CO (Carbon monOxide) is a significant cause of poisoning in the US, with hundreds of fatalities each year. The RAD-57 non-invasive CO monitor is a device that is supposed to make identification of these patients quick and accurate in the out of hospital setting.
There has been one study of the RAD-57 on actual patients being evaluated for CO toxicity. In that study, the sensitivity was horrible. Only 48%. I could do as well flipping a coin. So could you.
The low sensitivity has been the focus of the criticism. On the other hand, the 99% specificity has been seen as a confirmation of what was already known.
Is the high specificity real?
There is a study coming out that suggests that rather than 15%, we should use 6.6% as the cutoff to provide good sensitivity. What happens to this study’s calculation of 99% specificity (only one false positive for every 100 patients screened), when the cutoff is dropped to 7% (the RAD-57 does not provide a display in fractions).
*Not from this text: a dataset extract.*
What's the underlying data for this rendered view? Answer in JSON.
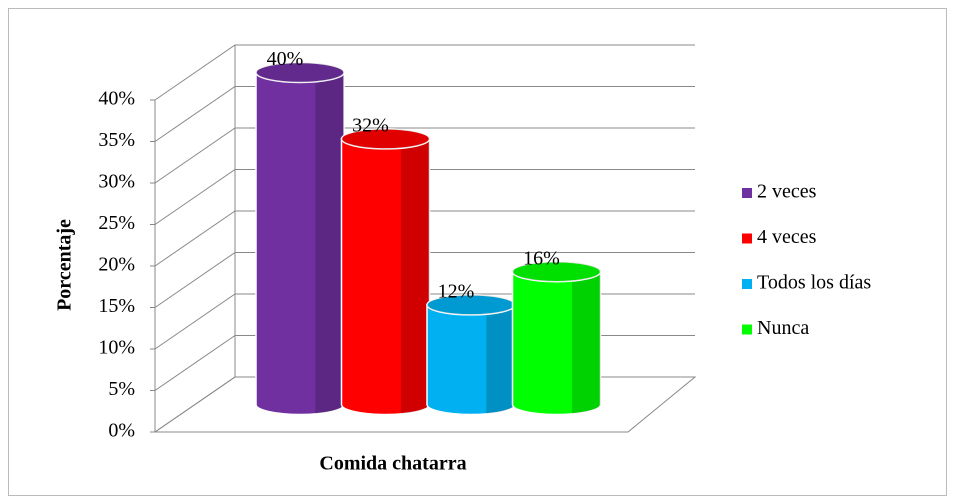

Using the 15% cutoff, 99% of the time, when the RAD-57 indicates that the carboxyhemoglobin is over 15%, the carboxyhemoglobin is over 15%.
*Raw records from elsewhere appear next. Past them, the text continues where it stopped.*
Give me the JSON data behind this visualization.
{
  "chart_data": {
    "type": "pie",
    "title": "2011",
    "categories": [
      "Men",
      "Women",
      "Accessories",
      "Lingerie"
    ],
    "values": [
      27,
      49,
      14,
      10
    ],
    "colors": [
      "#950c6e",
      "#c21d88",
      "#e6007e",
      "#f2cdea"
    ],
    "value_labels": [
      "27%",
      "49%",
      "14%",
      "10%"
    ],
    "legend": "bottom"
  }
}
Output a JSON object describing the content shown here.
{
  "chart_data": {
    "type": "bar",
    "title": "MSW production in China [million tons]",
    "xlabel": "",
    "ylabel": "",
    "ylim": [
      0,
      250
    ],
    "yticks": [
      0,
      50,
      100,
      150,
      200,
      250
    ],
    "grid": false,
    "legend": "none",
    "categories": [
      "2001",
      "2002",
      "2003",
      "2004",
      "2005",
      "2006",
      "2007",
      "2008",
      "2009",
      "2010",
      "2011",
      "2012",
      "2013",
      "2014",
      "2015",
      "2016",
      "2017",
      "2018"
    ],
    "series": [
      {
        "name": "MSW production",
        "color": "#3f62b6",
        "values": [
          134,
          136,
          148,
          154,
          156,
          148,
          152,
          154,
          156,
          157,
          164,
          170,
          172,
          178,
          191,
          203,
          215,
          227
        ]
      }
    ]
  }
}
Only one false positive out of 120 patients.
What happens when we change the cutoff to 7%?
Not so good on the specificity. There appear to be 14 false positives out of 120 screened patients.
What will happen in the real world with these results?
With time, we will probably start to ignore the results that do not tell us what we want to see.
We will have spent $4,000 per machine to have a piece of equipment that we ignore when we do not like the results.
How does that provide any benefit for anyone with CO toxicity?
 Performance of the RAD-57 pulse CO-oximeter compared with standard laboratory carboxyhemoglobin measurement.
Touger M, Birnbaum A, Wang J, Chou K, Pearson D, Bijur P.
Ann Emerg Med. 2010 Oct;56(4):382-8. Epub 2010 Jun 3.